Mutations of PKD2, which encodes polycystin-2, cause autosomal dominant polycystic kidney disease (ADPKD). The prevailing view is that defects in polycystin-2–mediated calcium ion influx in the primary cilia play a central role in the pathogenesis of cyst growth. However, polycystin-2 is predominantly expressed in the endoplasmic reticulum (ER) and more permeable to potassium ions than to calcium ions.

The trimeric intracellular cation (TRIC) channel TRIC-B is an ER-resident potassium channel that mediates potassium–calcium counterion exchange for inositol trisphosphate–mediated calcium ion release. Using TRIC-B as a tool, we examined the function of ER-localized polycystin-2 and its role in ADPKD pathogenesis in cultured cells, zebrafish, and mouse models.

Agonist-induced ER calcium ion release was defective in cells lacking polycystin-2 and reversed by exogenous expression of TRIC-B. Vice versa, exogenous polycystin-2 reversed an ER calcium-release defect in cells lacking TRIC-B. In a zebrafish model, expression of wild-type but not nonfunctional TRIC-B suppressed polycystin-2–deficient phenotypes. Similarly, these phenotypes were suppressed by targeting the ROMK potassium channel (normally expressed on the cell surface) to the ER. In cultured cells and polycystin-2–deficient zebrafish phenotypes, polycystin-2 remained capable of reversing the ER calcium release defect even when it was not present in the cilia. Transgenic expression of Tric-b ameliorated cystogenesis in the kidneys of conditional Pkd2-inactivated mice, whereas Tric-b deletion enhanced cystogenesis in Pkd2-heterozygous kidneys.

Polycystin-2 in the ER appears to be critical for anticystogenesis and likely functions as a potassium ion channel to facilitate potassium–calcium counterion exchange for inositol trisphosphate–mediated calcium release. The results advance the understanding of ADPKD pathogenesis and provides proof of principle for pharmacotherapy by TRIC-B activators.

编码多囊蛋白-2的PKD2突变会导致常染色体显性多囊肾病 (ADPKD)。普遍的观点是，初级纤毛中多囊蛋白-2 介导的钙离子流入缺陷在囊肿生长的发病机制中发挥着核心作用。然而，多囊蛋白-2 主要在内质网 (ER) 中表达，并且对钾离子的渗透性比对钙离子的渗透性更高。

三聚体细胞内阳离子 (TRIC) 通道 TRIC-B 是一种内质网驻留钾通道，可介导钾-钙抗衡离子交换，从而促进肌醇三磷酸介导的钙离子释放。使用 TRIC-B 作为工具，我们在培养细胞、斑马鱼和小鼠模型中检查了 ER 定位的多囊蛋白-2 的功能及其在 ADPKD 发病机制中的作用。

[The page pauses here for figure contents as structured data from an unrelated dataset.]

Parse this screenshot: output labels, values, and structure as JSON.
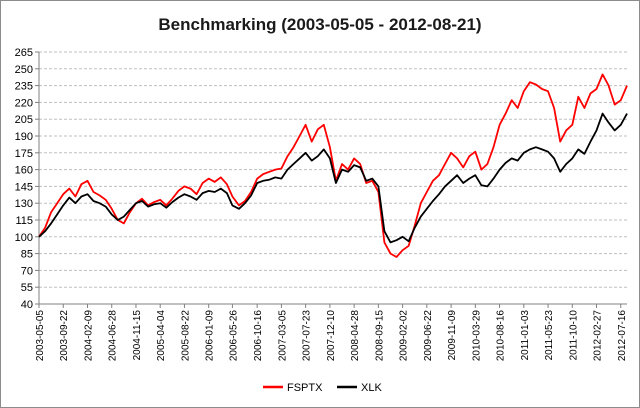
{
  "chart_data": {
    "type": "line",
    "title": "Benchmarking (2003-05-05 - 2012-08-21)",
    "xlabel": "",
    "ylabel": "",
    "ylim": [
      40,
      265
    ],
    "yticks": [
      40,
      55,
      70,
      85,
      100,
      115,
      130,
      145,
      160,
      175,
      190,
      205,
      220,
      235,
      250,
      265
    ],
    "xlim": [
      "2003-05-05",
      "2012-08-21"
    ],
    "xticks": [
      "2003-05-05",
      "2003-09-22",
      "2004-02-09",
      "2004-06-28",
      "2004-11-15",
      "2005-04-04",
      "2005-08-22",
      "2006-01-09",
      "2006-05-26",
      "2006-10-16",
      "2007-03-05",
      "2007-07-23",
      "2007-12-10",
      "2008-04-28",
      "2008-09-15",
      "2009-02-02",
      "2009-06-22",
      "2009-11-09",
      "2010-03-29",
      "2010-08-16",
      "2011-01-03",
      "2011-05-23",
      "2011-10-10",
      "2012-02-27",
      "2012-07-16"
    ],
    "grid": "horizontal",
    "legend_position": "bottom",
    "series": [
      {
        "name": "FSPTX",
        "color": "#ff0000",
        "x": [
          "2003-05-05",
          "2003-06-09",
          "2003-07-14",
          "2003-08-18",
          "2003-09-22",
          "2003-10-27",
          "2003-12-01",
          "2004-01-05",
          "2004-02-09",
          "2004-03-15",
          "2004-04-19",
          "2004-05-24",
          "2004-06-28",
          "2004-08-02",
          "2004-09-06",
          "2004-10-11",
          "2004-11-15",
          "2004-12-20",
          "2005-01-24",
          "2005-02-28",
          "2005-04-04",
          "2005-05-09",
          "2005-06-13",
          "2005-07-18",
          "2005-08-22",
          "2005-09-26",
          "2005-10-31",
          "2005-12-05",
          "2006-01-09",
          "2006-02-13",
          "2006-03-20",
          "2006-04-24",
          "2006-05-26",
          "2006-07-03",
          "2006-08-07",
          "2006-09-11",
          "2006-10-16",
          "2006-11-20",
          "2006-12-25",
          "2007-01-29",
          "2007-03-05",
          "2007-04-09",
          "2007-05-14",
          "2007-06-18",
          "2007-07-23",
          "2007-08-27",
          "2007-10-01",
          "2007-11-05",
          "2007-12-10",
          "2008-01-14",
          "2008-02-18",
          "2008-03-24",
          "2008-04-28",
          "2008-06-02",
          "2008-07-07",
          "2008-08-11",
          "2008-09-15",
          "2008-10-20",
          "2008-11-24",
          "2008-12-29",
          "2009-02-02",
          "2009-03-09",
          "2009-04-13",
          "2009-05-18",
          "2009-06-22",
          "2009-07-27",
          "2009-08-31",
          "2009-10-05",
          "2009-11-09",
          "2009-12-14",
          "2010-01-18",
          "2010-02-22",
          "2010-03-29",
          "2010-05-03",
          "2010-06-07",
          "2010-07-12",
          "2010-08-16",
          "2010-09-20",
          "2010-10-25",
          "2010-11-29",
          "2011-01-03",
          "2011-02-07",
          "2011-03-14",
          "2011-04-18",
          "2011-05-23",
          "2011-06-27",
          "2011-08-01",
          "2011-09-05",
          "2011-10-10",
          "2011-11-14",
          "2011-12-19",
          "2012-01-23",
          "2012-02-27",
          "2012-04-02",
          "2012-05-07",
          "2012-06-11",
          "2012-07-16",
          "2012-08-21"
        ],
        "values": [
          100,
          108,
          122,
          130,
          138,
          143,
          136,
          147,
          150,
          140,
          137,
          133,
          125,
          115,
          112,
          122,
          130,
          134,
          128,
          131,
          133,
          128,
          134,
          141,
          145,
          143,
          138,
          148,
          152,
          149,
          153,
          147,
          136,
          128,
          132,
          140,
          152,
          156,
          158,
          160,
          161,
          172,
          180,
          190,
          200,
          185,
          196,
          200,
          180,
          150,
          165,
          160,
          170,
          165,
          148,
          150,
          140,
          95,
          85,
          82,
          88,
          92,
          110,
          130,
          140,
          150,
          155,
          165,
          175,
          170,
          162,
          172,
          176,
          160,
          165,
          180,
          200,
          210,
          222,
          215,
          230,
          238,
          236,
          232,
          230,
          215,
          185,
          195,
          200,
          225,
          215,
          228,
          232,
          245,
          235,
          218,
          222,
          235
        ]
      },
      {
        "name": "XLK",
        "color": "#000000",
        "x": [
          "2003-05-05",
          "2003-06-09",
          "2003-07-14",
          "2003-08-18",
          "2003-09-22",
          "2003-10-27",
          "2003-12-01",
          "2004-01-05",
          "2004-02-09",
          "2004-03-15",
          "2004-04-19",
          "2004-05-24",
          "2004-06-28",
          "2004-08-02",
          "2004-09-06",
          "2004-10-11",
          "2004-11-15",
          "2004-12-20",
          "2005-01-24",
          "2005-02-28",
          "2005-04-04",
          "2005-05-09",
          "2005-06-13",
          "2005-07-18",
          "2005-08-22",
          "2005-09-26",
          "2005-10-31",
          "2005-12-05",
          "2006-01-09",
          "2006-02-13",
          "2006-03-20",
          "2006-04-24",
          "2006-05-26",
          "2006-07-03",
          "2006-08-07",
          "2006-09-11",
          "2006-10-16",
          "2006-11-20",
          "2006-12-25",
          "2007-01-29",
          "2007-03-05",
          "2007-04-09",
          "2007-05-14",
          "2007-06-18",
          "2007-07-23",
          "2007-08-27",
          "2007-10-01",
          "2007-11-05",
          "2007-12-10",
          "2008-01-14",
          "2008-02-18",
          "2008-03-24",
          "2008-04-28",
          "2008-06-02",
          "2008-07-07",
          "2008-08-11",
          "2008-09-15",
          "2008-10-20",
          "2008-11-24",
          "2008-12-29",
          "2009-02-02",
          "2009-03-09",
          "2009-04-13",
          "2009-05-18",
          "2009-06-22",
          "2009-07-27",
          "2009-08-31",
          "2009-10-05",
          "2009-11-09",
          "2009-12-14",
          "2010-01-18",
          "2010-02-22",
          "2010-03-29",
          "2010-05-03",
          "2010-06-07",
          "2010-07-12",
          "2010-08-16",
          "2010-09-20",
          "2010-10-25",
          "2010-11-29",
          "2011-01-03",
          "2011-02-07",
          "2011-03-14",
          "2011-04-18",
          "2011-05-23",
          "2011-06-27",
          "2011-08-01",
          "2011-09-05",
          "2011-10-10",
          "2011-11-14",
          "2011-12-19",
          "2012-01-23",
          "2012-02-27",
          "2012-04-02",
          "2012-05-07",
          "2012-06-11",
          "2012-07-16",
          "2012-08-21"
        ],
        "values": [
          100,
          105,
          112,
          120,
          128,
          135,
          130,
          136,
          138,
          132,
          130,
          127,
          120,
          115,
          118,
          124,
          130,
          132,
          127,
          129,
          130,
          126,
          131,
          135,
          138,
          136,
          133,
          139,
          141,
          140,
          143,
          139,
          128,
          125,
          130,
          137,
          148,
          150,
          151,
          153,
          152,
          160,
          165,
          170,
          175,
          168,
          172,
          178,
          170,
          148,
          160,
          158,
          164,
          162,
          150,
          152,
          145,
          105,
          95,
          97,
          100,
          96,
          108,
          118,
          125,
          132,
          138,
          145,
          150,
          155,
          148,
          152,
          155,
          146,
          145,
          152,
          160,
          166,
          170,
          168,
          175,
          178,
          180,
          178,
          176,
          170,
          158,
          165,
          170,
          178,
          174,
          185,
          195,
          210,
          202,
          195,
          200,
          210
        ]
      }
    ]
  }
}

缺乏多囊蛋白-2 的细胞中激动剂诱导的 ER 钙离子释放存在缺陷，并可通过 TRIC-B 的外源表达逆转。反之亦然，外源性多囊蛋白-2 逆转了缺乏 TRIC-B 的细胞中的 ER 钙释放缺陷。在斑马鱼模型中，野生型但非功能性 TRIC-B 的表达抑制了多囊蛋白 2 缺陷表型。同样，这些表型通过将 ROMK 钾通道（通常在细胞表面表达）靶向内质网而受到抑制。在培养细胞和缺乏多囊蛋白 2 的斑马鱼表型中，多囊蛋白 2 仍然能够逆转内质网钙释放缺陷，即使它不存在于纤毛中。Tric-b的转基因表达改善了条件性Pkd2失活小鼠肾脏中的囊肿发生，而Tric-b缺失则增强了Pkd2杂合子肾脏中的囊肿发生。

内质网中的多囊蛋白-2 似乎对于抗膀胱生成至关重要，并且可能充当钾离子通道，促进钾-钙抗衡离子交换，从而促进肌醇三磷酸介导的钙释放。这些结果增进了对 ADPKD 发病机制的理解，并为 TRIC-B 激活剂的药物治疗提供了原理证明。